# DAY 6 : Medallion Architecture

In [0]:
from pyspark.sql import functions as F

# Path to raw file
raw_path = "/Volumes/workspace/ecommerce/ecommerce_data/2019-Oct.csv"

# BRONZE: Raw Ingestion
# We keep all columns, even the ones with nulls
bronze_df = spark.read.csv(raw_path, header=True, inferSchema=True)

# Save to Bronze Table
bronze_df.write.format("delta").mode("overwrite").saveAsTable("workspace.ecommerce.bronze_events")

print("Bronze Layer: Raw data ingested.")

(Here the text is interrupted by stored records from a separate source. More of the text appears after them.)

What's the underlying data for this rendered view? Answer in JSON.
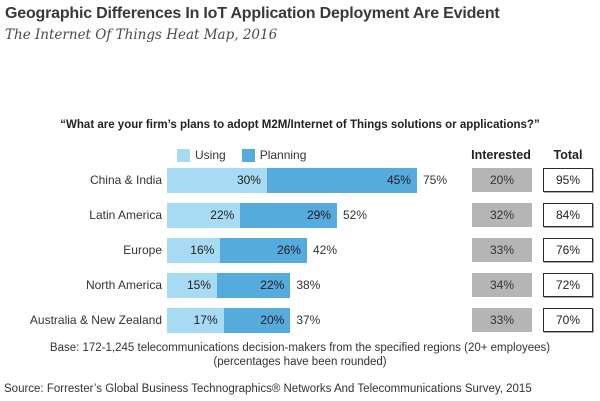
{
  "header": {
    "title": "Geographic Differences In IoT Application Deployment Are Evident",
    "subtitle": "The Internet Of Things Heat Map, 2016"
  },
  "question": "“What are your firm’s plans to adopt M2M/Internet of Things solutions or applications?”",
  "legend": {
    "using_label": "Using",
    "planning_label": "Planning"
  },
  "columns": {
    "interested_label": "Interested",
    "total_label": "Total"
  },
  "chart_data": {
    "type": "bar",
    "subtype": "horizontal-stacked",
    "categories": [
      "China & India",
      "Latin America",
      "Europe",
      "North America",
      "Australia & New Zealand"
    ],
    "series": [
      {
        "name": "Using",
        "values": [
          30,
          22,
          16,
          15,
          17
        ]
      },
      {
        "name": "Planning",
        "values": [
          45,
          29,
          26,
          22,
          20
        ]
      }
    ],
    "bar_sum_labels": [
      "75%",
      "52%",
      "42%",
      "38%",
      "37%"
    ],
    "interested_values": [
      20,
      32,
      33,
      34,
      33
    ],
    "total_values": [
      95,
      84,
      76,
      72,
      70
    ],
    "xlim": [
      0,
      80
    ],
    "grid": false,
    "legend_position": "top",
    "colors": {
      "using": "#a6dbf3",
      "planning": "#56abde",
      "interested_box": "#b5b5b5",
      "text": "#333333"
    }
  },
  "footer": {
    "base_line1": "Base: 172-1,245 telecommunications decision-makers from the specified regions (20+ employees)",
    "base_line2": "(percentages have been rounded)",
    "source": "Source: Forrester’s Global Business Technographics® Networks And Telecommunications Survey, 2015"
  }
}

Bronze Layer: Raw data ingested.


In [0]:
# Load from Bronze
bronze_data = spark.read.table("workspace.ecommerce.bronze_events")

# SILVER: Cleaning
# 1. Drop rows with no user_id or product_id
# 2. Convert event_time to actual Timestamp type
# 3. Fill missing category_code with 'Unknown'
silver_df = bronze_data.dropna(subset=["user_id", "product_id"]) \
    .withColumn("event_time", F.to_timestamp("event_time")) \
    .fillna({"category_code": "Unknown", "brand": "Generic"}) \
    .dropDuplicates()

# Save to Silver Table
silver_df.write.format("delta").mode("overwrite").saveAsTable("workspace.ecommerce.silver_events")

print("Silver Layer: Data cleaned and validated.")

Silver Layer: Data cleaned and validated.


In [0]:
# Load from Silver
silver_data = spark.read.table("workspace.ecommerce.silver_events")

# GOLD: Aggregations (e.g., Daily Revenue per Brand)
gold_df = silver_data.filter(F.col("event_type") == "purchase") \
    .groupBy(F.window("event_time", "1 day"), "brand") \
    .agg(
        F.sum("price").alias("daily_revenue"),
        F.count("product_id").alias("total_sales")
    ) \
    .orderBy(F.desc("daily_revenue"))

# Save to Gold Table
gold_df.write.format("delta").mode("overwrite").saveAsTable("workspace.ecommerce.gold_brand_performance")

display(gold_df.limit(10))
print("Gold Layer: Business aggregates built.")

window,brand,daily_revenue,total_sales
"List(2019-10-16T00:00:00.000Z, 2019-10-17T00:00:00.000Z)",apple,4699540.539999997,6268
"List(2019-10-14T00:00:00.000Z, 2019-10-15T00:00:00.000Z)",apple,4693428.49,5940
"List(2019-10-17T00:00:00.000Z, 2019-10-18T00:00:00.000Z)",apple,4499888.089999997,5826
"List(2019-10-15T00:00:00.000Z, 2019-10-16T00:00:00.000Z)",apple,4291395.66,5372
"List(2019-10-04T00:00:00.000Z, 2019-10-05T00:00:00.000Z)",apple,4165188.340000003,5427
"List(2019-10-18T00:00:00.000Z, 2019-10-19T00:00:00.000Z)",apple,3975917.340000001,5039
"List(2019-10-22T00:00:00.000Z, 2019-10-23T00:00:00.000Z)",apple,3967597.370000005,5084
"List(2019-10-21T00:00:00.000Z, 2019-10-22T00:00:00.000Z)",apple,3955075.849999999,5055
"List(2019-10-13T00:00:00.000Z, 2019-10-14T00:00:00.000Z)",apple,3751495.920000002,4779
"List(2019-10-11T00:00:00.000Z, 2019-10-12T00:00:00.000Z)",apple,3679462.900000005,4682


Gold Layer: Business aggregates built.